BY: Denver Sean
Published 8 years ago
Officer James Burns was fired from the Atlanta police department earlier this month after the June killing of 22-year-old Deravis Caine Rogers.
According to the internal investigation, Officer Burns had no idea who was even inside the car he shot into as he opened fire, killing Deravis.
via NY Daily News:
The three-year department veteran did not know if the suspect he was chasing was inside the car and fired at it as it drove away from — not toward — the cop, according to a report released Wednesday.
“He had no idea who was in the vehicle. He had no idea if that was the vehicle he should be concerned with. He just discharged his weapon,” Sgt. Warren Pickard told 11 Alive News. “The officer simply acted in a way that we cannot support.”
Georgia’s Bureau of Investigation is looking into the shooting for any possible criminal violation.
“It’s a murder,” Deravis Thomas, Rogers’ dad, told the TV station. “It’s a murder and we need justice for that. He needs to be indicted and prosecuted,”
Burns was called to an apartment complex in northeast Atlanta on June 22 after an off-duty cop reported a suspicious person allegedly breaking into cars in the parking lot, according to a copy of the investigation report obtained by the Atlanta Journal-Constitution.
As the cop pulled into the parking lot, he spotted a car driving away from the lot. He put on his cruisers’ lights and sirens, and parked in a position to stop the exiting driver.
But the sedan — with Rogers at the wheel — drove past Burns’ squad car. That’s when the officer got out of his car, yelled for the driver to stop and opened fire, the investigation showed.
Rogers, who was shot in the head, died at the scene.
Burns admitted he didn’t know who was inside the car when he opened fire, but insisted he pulled his weapon because the car was racing toward him and he feared for his life.
“I shot at the car who was trying to run me over and kill me,” he told investigators days after the shooting.
But police officials rejected Burns’ claims, and instead said Rogers was trying to drive away from the cop, not toward him. Pickard said evidence, including dash cam videos, showed there was no obvious threat to Burns.

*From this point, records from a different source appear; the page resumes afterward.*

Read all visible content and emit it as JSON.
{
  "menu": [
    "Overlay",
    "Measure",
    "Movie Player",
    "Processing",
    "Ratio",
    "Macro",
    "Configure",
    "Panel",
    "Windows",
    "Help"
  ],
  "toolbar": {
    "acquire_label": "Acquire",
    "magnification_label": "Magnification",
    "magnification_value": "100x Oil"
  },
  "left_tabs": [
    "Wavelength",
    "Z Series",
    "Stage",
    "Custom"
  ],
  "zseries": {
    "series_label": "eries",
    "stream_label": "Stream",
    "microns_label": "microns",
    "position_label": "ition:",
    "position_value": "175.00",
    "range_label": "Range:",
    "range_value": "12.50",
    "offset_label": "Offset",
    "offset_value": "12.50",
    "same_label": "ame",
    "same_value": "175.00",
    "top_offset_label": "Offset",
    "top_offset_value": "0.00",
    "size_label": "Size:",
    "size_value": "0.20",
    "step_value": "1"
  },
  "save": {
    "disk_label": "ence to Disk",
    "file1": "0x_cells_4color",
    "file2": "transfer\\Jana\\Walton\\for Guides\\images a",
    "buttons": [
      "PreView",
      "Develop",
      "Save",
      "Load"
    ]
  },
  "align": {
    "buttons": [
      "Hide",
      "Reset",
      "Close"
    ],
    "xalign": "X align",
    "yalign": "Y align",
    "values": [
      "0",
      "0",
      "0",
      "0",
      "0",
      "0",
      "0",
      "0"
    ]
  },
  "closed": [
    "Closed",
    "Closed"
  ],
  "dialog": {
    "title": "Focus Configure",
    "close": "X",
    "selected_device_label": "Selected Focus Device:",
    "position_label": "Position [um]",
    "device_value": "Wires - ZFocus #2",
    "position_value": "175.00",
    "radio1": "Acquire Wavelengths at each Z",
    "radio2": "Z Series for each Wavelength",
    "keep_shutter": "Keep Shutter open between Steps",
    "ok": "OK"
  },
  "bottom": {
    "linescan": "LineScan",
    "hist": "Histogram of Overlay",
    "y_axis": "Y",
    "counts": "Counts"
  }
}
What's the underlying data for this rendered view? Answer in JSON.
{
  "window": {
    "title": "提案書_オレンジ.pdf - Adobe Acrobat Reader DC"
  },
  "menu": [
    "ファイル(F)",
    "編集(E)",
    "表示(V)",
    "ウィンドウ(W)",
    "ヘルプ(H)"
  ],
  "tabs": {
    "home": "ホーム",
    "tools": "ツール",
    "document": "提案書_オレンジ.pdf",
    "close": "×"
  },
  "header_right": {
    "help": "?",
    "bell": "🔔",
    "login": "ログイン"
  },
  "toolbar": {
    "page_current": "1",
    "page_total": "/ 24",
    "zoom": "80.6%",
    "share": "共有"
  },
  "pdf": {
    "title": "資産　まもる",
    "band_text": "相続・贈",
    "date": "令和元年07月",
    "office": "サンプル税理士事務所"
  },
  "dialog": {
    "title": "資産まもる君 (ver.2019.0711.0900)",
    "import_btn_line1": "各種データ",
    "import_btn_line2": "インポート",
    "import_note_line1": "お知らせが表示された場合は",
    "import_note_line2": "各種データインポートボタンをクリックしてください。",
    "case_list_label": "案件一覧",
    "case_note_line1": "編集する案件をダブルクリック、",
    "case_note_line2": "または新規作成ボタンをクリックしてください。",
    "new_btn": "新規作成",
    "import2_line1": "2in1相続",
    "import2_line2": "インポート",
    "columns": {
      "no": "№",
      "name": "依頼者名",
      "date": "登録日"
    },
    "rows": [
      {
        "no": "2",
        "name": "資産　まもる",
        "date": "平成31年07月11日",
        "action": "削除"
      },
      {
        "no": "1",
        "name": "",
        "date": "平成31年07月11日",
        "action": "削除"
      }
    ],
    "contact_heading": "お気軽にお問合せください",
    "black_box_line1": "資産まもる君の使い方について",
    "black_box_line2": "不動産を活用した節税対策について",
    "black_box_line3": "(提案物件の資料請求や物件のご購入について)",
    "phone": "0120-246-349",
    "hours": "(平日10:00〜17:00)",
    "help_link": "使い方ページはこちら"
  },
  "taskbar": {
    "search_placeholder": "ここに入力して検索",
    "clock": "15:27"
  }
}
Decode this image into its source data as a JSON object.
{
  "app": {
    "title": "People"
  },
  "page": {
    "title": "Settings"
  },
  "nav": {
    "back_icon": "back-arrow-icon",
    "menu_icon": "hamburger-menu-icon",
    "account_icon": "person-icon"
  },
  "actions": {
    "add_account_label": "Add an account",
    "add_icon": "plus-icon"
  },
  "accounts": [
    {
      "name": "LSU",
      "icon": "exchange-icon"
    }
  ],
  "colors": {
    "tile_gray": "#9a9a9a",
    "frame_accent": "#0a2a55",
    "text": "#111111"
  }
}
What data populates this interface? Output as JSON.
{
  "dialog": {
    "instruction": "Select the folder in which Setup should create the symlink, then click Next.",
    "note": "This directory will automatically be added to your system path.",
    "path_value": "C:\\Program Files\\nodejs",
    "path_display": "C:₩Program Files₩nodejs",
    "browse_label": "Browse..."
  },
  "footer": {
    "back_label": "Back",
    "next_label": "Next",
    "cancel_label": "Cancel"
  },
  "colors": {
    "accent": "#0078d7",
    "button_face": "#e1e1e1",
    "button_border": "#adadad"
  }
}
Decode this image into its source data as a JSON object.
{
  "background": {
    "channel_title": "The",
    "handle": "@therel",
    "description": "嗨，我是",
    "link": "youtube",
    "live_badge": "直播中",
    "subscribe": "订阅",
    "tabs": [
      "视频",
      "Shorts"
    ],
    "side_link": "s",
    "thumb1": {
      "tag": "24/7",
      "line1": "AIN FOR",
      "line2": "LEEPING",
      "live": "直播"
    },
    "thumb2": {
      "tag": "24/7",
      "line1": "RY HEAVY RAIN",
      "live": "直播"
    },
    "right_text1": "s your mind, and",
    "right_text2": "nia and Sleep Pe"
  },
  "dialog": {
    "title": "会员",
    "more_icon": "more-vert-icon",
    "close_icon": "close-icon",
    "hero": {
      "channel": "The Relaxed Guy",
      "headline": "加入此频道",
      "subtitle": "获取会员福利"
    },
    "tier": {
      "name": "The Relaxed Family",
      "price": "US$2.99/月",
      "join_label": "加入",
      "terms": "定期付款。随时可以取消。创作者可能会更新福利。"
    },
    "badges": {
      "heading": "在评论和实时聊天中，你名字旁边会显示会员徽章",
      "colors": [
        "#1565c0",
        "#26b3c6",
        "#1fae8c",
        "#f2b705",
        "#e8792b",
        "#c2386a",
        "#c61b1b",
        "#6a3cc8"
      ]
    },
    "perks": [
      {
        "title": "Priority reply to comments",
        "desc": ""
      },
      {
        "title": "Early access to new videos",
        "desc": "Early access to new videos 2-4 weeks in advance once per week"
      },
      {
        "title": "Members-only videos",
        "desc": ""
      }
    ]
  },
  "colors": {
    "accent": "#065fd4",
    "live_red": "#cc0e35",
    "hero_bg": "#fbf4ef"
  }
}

“You did not have reasonable suspicion that the driver of the vehicle engaged in, or was about to engage in, criminal activity,” Atlanta Police Chief George N. Turner wrote in a memo. “Yet rather than allow the driver to drive past you, you exited your vehicle and ultimately prevented the driver from driving away through the use of deadly force.”
Firing is a start, but this sounds like criminal charges should be filed. Murder is murder.